A Note on the US Factor
It would be remiss not to mention that the Trump administration has continued to try and thwart foreign investment and Iran’s integration into the global economy. Its aggressive anti-Iran stance and constant demonization of the country has to some extent dovetailed with Rouhani’s preoccupation with reducing inflation and subsidy cuts in view of the collapse of global oil prices, a kind of neoliberalism-lite, only exacerbating matters further.
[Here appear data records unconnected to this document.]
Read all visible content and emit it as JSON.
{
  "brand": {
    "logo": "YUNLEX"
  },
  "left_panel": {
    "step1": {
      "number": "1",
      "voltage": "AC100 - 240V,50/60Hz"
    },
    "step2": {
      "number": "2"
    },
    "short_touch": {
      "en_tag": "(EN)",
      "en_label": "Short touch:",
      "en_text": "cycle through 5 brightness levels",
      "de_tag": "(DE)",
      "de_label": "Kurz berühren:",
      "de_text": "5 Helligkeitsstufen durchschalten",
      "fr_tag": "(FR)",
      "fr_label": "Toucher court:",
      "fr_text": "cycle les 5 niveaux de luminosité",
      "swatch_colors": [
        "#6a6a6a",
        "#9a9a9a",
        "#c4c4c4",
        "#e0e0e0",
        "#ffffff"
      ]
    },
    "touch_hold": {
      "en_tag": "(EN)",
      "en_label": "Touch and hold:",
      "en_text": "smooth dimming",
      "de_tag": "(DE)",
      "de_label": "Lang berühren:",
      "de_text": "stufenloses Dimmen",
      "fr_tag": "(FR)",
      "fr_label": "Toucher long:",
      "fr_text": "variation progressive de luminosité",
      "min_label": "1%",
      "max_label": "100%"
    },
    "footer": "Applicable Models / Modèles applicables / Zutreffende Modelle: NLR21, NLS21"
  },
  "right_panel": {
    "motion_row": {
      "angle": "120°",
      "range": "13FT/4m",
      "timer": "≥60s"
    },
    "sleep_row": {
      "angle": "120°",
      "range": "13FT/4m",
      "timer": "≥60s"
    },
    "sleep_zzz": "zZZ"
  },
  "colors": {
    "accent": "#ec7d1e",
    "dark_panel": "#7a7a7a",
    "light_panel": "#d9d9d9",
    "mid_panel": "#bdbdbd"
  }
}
The Obama administration’s drive to sanction Iran’s oil exports and Central Bank between 2011 and 2015, similarly sparked a crisis in the value of the rial in 2012-2013 as the Ahmadinejad government and later that of Rouhani scrambled to acquire foreign currency. In addition, Europe’s inability to resolve Iran’s being locked out of the international banking system has made conduct of even the most rudimentary financial transactions for state and private sector alike a convoluted chore. Such obstacles thrown up by Washington, along with European inertia, show little regard to the diplomatic accord struck between Iran and the P5+1. Given such dynamics, there is little wonder that the Rouhani government is struggling to square the circle.
Conclusion
These protests will surely be something of a wakeup call for the Rouhani government. There is little doubt that expectations have been poorly managed and that people need to see the tangible and material benefits of the Joint Comprehensive Plan of Action (JCPOA) and experience its dividends in the course of their daily lives. Thus far, this has not happened. As great an achievement as the nuclear deal was, it is yet to engender the transformative momentum many had set their hearts on. This is, of course, something the Trump administration does not want to see happen. In fact, Trump, the Israeli government, and many other malign forces are banking on failure. However, the Iranian government has no choice but to rethink its current economic strategy; which is in large part a hang-over of the Rafsanjani era: namely, the transformation of the Islamic Republic into a technocratic, free market, and business friendly exemplar for other Muslim nations. Foreign tourists as well as symbolic deals with Boeing (which Trump is aiming to destroy), Total, and Italian coffeeshop chains might be all well and good. However, for many struggling Iranians, it is not going to provide the country with the more just, equitable, and sustainable political economy they desire and deserve.
Eskandar Sadeghi-Boroujerdi is a Postdoctoral Research Fellow at St Cross College, University of Oxford.